No dia 16 de novembro, o secretário de Estado Marco Rubio solicitou a inclusão do cartel na lista de organizações terroristas. A decisão foi oficializada nesta segunda-feira pelo Registro Federal. A relação de FTOs reúne grupos islamistas, separatistas, guerrilheiros e, mais recentemente, gangues.

Os Estados Unidos enviaram ao Caribe o maior porta-aviões do mundo, acompanhado de uma flotilha de navios de guerra, oficialmente para operações antidrogas com foco na Venezuela. O governo Trump tem alternado sinais de ameaça militar com declarações sobre negociações. O presidente autorizou operações secretas da CIA no país e afirmou não descartar uma intervenção, embora tenha dito que pretende dialogar com Maduro.

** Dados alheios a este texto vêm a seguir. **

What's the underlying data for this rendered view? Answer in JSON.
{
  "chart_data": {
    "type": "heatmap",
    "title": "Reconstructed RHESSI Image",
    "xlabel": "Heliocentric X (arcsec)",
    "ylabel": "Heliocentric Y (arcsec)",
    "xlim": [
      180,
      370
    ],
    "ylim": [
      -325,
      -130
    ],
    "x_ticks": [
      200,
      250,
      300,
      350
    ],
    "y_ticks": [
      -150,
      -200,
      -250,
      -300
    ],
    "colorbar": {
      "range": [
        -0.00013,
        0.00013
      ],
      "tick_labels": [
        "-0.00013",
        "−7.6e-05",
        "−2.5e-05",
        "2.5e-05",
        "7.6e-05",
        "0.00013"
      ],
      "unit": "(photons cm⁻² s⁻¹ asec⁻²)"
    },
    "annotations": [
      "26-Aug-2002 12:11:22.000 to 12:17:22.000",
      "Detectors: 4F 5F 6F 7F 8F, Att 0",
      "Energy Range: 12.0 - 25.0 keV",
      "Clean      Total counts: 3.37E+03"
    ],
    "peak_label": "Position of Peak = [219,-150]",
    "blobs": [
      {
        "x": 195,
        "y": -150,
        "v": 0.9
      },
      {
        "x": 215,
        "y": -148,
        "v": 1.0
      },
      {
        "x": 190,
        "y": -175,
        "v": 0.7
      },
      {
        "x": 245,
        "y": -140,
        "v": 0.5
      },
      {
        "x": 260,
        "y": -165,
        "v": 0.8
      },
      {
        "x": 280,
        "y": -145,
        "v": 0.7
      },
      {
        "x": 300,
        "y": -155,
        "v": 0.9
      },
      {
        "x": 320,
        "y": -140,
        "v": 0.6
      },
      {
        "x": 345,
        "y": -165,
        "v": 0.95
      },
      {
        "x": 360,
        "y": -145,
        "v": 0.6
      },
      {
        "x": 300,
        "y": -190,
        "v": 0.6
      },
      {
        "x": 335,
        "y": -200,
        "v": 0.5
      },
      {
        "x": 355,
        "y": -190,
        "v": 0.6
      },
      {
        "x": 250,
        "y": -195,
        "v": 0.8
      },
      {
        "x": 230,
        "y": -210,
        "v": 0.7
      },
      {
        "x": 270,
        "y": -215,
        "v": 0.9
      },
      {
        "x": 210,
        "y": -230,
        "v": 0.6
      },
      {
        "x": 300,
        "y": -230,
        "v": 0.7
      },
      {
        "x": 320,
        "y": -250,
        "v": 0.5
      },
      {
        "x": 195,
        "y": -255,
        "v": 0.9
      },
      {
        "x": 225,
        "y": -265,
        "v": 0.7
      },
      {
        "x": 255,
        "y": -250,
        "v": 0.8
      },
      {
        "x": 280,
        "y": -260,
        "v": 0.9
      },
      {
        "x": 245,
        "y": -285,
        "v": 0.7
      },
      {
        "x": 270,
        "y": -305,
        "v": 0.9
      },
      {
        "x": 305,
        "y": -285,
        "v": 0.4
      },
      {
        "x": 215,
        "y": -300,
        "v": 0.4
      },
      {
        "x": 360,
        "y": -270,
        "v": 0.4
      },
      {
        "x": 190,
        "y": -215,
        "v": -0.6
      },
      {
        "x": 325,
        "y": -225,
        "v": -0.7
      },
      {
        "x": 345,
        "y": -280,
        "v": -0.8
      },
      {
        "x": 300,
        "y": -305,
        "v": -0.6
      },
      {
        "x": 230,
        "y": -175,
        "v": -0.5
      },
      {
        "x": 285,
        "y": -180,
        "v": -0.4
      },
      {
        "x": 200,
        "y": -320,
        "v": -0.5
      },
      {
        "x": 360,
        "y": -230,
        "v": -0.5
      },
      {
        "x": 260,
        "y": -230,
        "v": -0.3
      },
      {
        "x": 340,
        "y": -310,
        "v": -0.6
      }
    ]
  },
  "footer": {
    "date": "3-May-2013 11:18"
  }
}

Especialistas avaliam que a designação como FTO não implica diretamente em ação militar, mas abre espaço para medidas de pressão, incluindo sanções. Companhias aéreas cancelaram voos para a Venezuela após alerta de autoridades americanas sobre “aumento na atividade militar” na região.

Impacto econômico

Desde 2019, a Venezuela é alvo de sanções dos EUA, incluindo embargo ao petróleo, o que obriga Caracas a vender no mercado paralelo a preços reduzidos. Economistas afirmam que a nova medida pode agravar a crise econômica, em um país onde grande parte da população vive na pobreza.